Are we now living in a Landlord Nation? If you look at who owns rental property in America, you might think that more people are renting than are owners, although that isn’t the case. 


In addition to our primary residence, we own one and a half rental properties. That is, we own one by ourselves and half of another, more expensive condo that we rent out in a college town.

We’ve owned the more expensive condo for nearly 10 years and decided that this Spring would be a good time to sell it. We wouldn’t make that much money when we sold, if anything, but given that we bought off the plans at the height of the market, we thought we’d get all of our money out.

So we listed the condo to sell and got an immediate offer (which thrilled us), which then fell apart (which was enormously disappointing). But the agent told us that there was another offer coming, to rent the condo for two years. With no other offers forthcoming, that’s the deal we ultimately took, and it’s at a high rental amount our agent didn’t think we’d get.

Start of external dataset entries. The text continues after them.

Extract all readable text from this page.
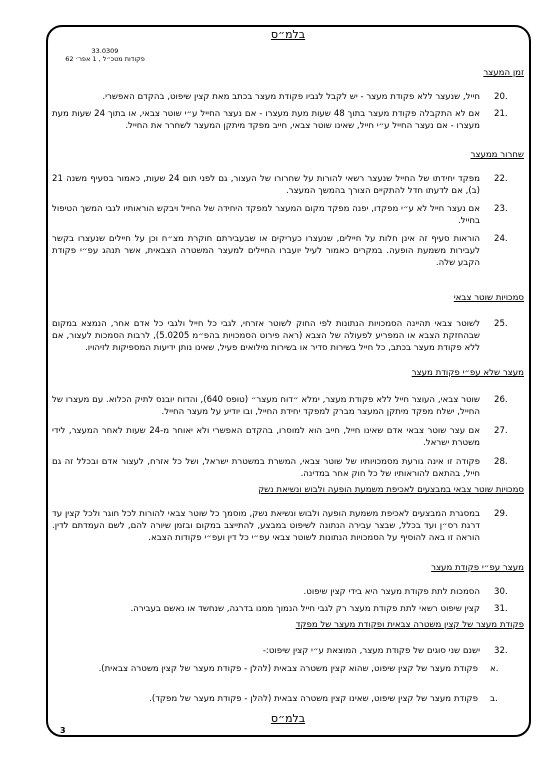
בלמ״ס
33.0309
פקודות מטכ״ל , 1 אפר׳ 62
זמן המעצר
20.
חייל, שנעצר ללא פקודת מעצר - יש לקבל לגביו פקודת מעצר בכתב מאת קצין שיפוט, בהקדם האפשרי.
21.
אם לא התקבלה פקודת מעצר בתוך 48 שעות מעת מעצרו - אם נעצר החייל ע״י שוטר צבאי, או בתוך 24 שעות מעת מעצרו - אם נעצר החייל ע״י חייל, שאינו שוטר צבאי, חייב מפקד מיתקן המעצר לשחרר את החייל.
שחרור ממעצר
22.
מפקד יחידתו של החייל שנעצר רשאי להורות על שחרורו של העצור, גם לפני תום 24 שעות, כאמור בסעיף משנה 21 (ב), אם לדעתו חדל להתקיים הצורך בהמשך המעצר.
23.
אם נעצר חייל לא ע״י מפקדו, יפנה מפקד מקום המעצר למפקד היחידה של החייל ויבקש הוראותיו לגבי המשך הטיפול בחייל.
24.
הוראות סעיף זה אינן חלות על חיילים, שנעצרו כעריקים או שבעבירתם חוקרת מצ״ח וכן על חיילים שנעצרו בקשר לעבירות משמעת הופעה. במקרים כאמור לעיל יועברו החיילים למעצר המשטרה הצבאית, אשר תנהג עפ״י פקודת הקבע שלה.
סמכויות שוטר צבאי
25.
לשוטר צבאי תהיינה הסמכויות הנתונות לפי החוק לשוטר אזרחי, לגבי כל חייל ולגבי כל אדם אחר, הנמצא במקום שבהחזקת הצבא או המפריע לפעולה של הצבא (ראה פירוט הסמכויות בהפ״מ 5.0205), לרבות הסמכות לעצור, אם ללא פקודת מעצר בכתב, כל חייל בשירות סדיר או בשירות מילואים פעיל, שאינו נותן ידיעות המספיקות לזיהויו.
מעצר שלא עפ״י פקודת מעצר
26.
שוטר צבאי, העוצר חייל ללא פקודת מעצר, ימלא ״דוח מעצר״ (טופס 640), והדוח יובנס לתיק הכלוא. עם מעצרו של החייל, ישלח מפקד מיתקן המעצר מברק למפקד יחידת החייל, ובו יודיע על מעצר החייל.
27.
אם עצר שוטר צבאי אדם שאינו חייל, חייב הוא למוסרו, בהקדם האפשרי ולא יאוחר מ-24 שעות לאחר המעצר, לידי משטרת ישראל.
28.
פקודה זו אינה גורעת מסמכויותיו של שוטר צבאי, המשרת במשטרת ישראל, ושל כל אזרח, לעצור אדם ובכלל זה גם חייל, בהתאם להוראותיו של כל חוק אחר במדינה.
סמכויות שוטר צבאי במבצעים לאכיפת משמעת הופעה ולבוש ונשיאת נשק
29.
במסגרת המבצעים לאכיפת משמעת הופעה ולבוש ונשיאת נשק, מוסמך כל שוטר צבאי להורות לכל חוגר ולכל קצין עד דרגת רס״ן ועד בכלל, שבצר עבירה הנתונה לשיפוט במבצע, להתייצב במקום ובזמן שיורה להם, לשם העמדתם לדין. הוראה זו באה להוסיף על הסמכויות הנתונות לשוטר צבאי עפ״י כל דין ועפ״י פקודות הצבא.
מעצר עפ״י פקודת מעצר
30.
הסמכות לתת פקודת מעצר היא בידי קצין שיפוט.
31.
קצין שיפוט רשאי לתת פקודת מעצר רק לגבי חייל הנמוך ממנו בדרגה, שנחשד או נאשם בעבירה.
פקודת מעצר של קצין משטרה צבאית ופקודת מעצר של מפקד
32.
ישנם שני סוגים של פקודת מעצר, המוצאת ע״י קצין שיפוט:-
א.
פקודת מעצר של קצין שיפוט, שהוא קצין משטרה צבאית (להלן - פקודת מעצר של קצין משטרה צבאית).
ב.
פקודת מעצר של קצין שיפוט, שאינו קצין משטרה צבאית (להלן - פקודת מעצר של מפקד).
בלמ״ס
3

“Landlord nation.” That’s how Glenn Kelman, CEO of Redfin, recently described the current real estate market to CNBC’s Diana Olick. He told her that inventory is dropping dramatically (Redfin reported that the number of homes for sale fell 13.3 percent, the steepest decline in four years, marking 19 straight months of annual declines), and that home builders are putting up rental apartment buildings rather than single-family homes Millennials and other first-time buyers could afford.

He told her empty-nesters are enjoying living in their big homes with 30-year mortgages locked at or near historic lows and aren’t selling. That for the first time, the real estate industry is feeling the pinch and his own company is going to have its growth constrained by the lack of housing inventory. If nothing gets listed, real estate agents have nothing to sell.

We are continuing to experience the aftermath of the worst economic recession since the Great Depression in unexpected and unintended ways. When the real estate bubble burst, millions of homeowners were underwater with their mortgages and went into foreclosure or did deeds-in-lieu of foreclosure, sold their homes in short sales, or got stuck in homes they couldn’t unload. Investors with cash stepped in. Hedge funds bought thousands of homes and rented them back to the current owners. Smaller investors picked up dozens of homes for pennies on the dollar. Homeowners who were flush, who always wanted that bigger lot, picked off their neighbor’s homes for a fraction of what they were worth.

(And lest you think the real estate transfer was limited to residential real estate, commercial and industrial deals abounded – and still do in many places. Think about malls where tenants like Sears, J.C. Penney, and other large legacy retailers are struggling.)

Self-taught experts in REO transactions, foreclosures and short sales ruled the markets. And, slowly, the residential real estate market recovered and then boomed. Because not only are mortgage interest rates still near historic lows (despite the Federal Reserve Bank raising interest rates twice), very few homeowners (on a relative basis) are selling.

Millennials, the eldest of whom were in their early 20s when the Great Recession started, and the youngest of whom witnessed the financial stress, and in many cases ruin, of their family first-hand, have been struck by how stuck Americans got. Those that are finally moving out of their parents’ homes are renting with friends or by themselves, realizing that student loan debt, Uber habits, overcharging credit cards, eating lunch and dinner out (and not the consumption of avocado toast), leasing fancy cars, and taking jobs that don’t pay enough to add to savings on top of covering debt payments, have at least postponed – if not sunk – their dreams of homeownership.

“Landlord nation” is an interesting concept. It could imply that people are choosing to rent and not own. It could also imply that they can’t. But in real estate, nothing lasts forever and housing markets can change on a dime.

Trulia is reporting that more than one in 10 for-sale listings had a price cut and most major housing markets saw cuts increase: Sixty-nine of the 100 largest metros saw the share of for-sale listings with a price reduction increase from last year to this year. While that could mean home price increases are flattening. It could also mean sellers, seeing price wars first-hand, are setting pie-in-the-sky prices for their homes, only to reprice them in order to sell.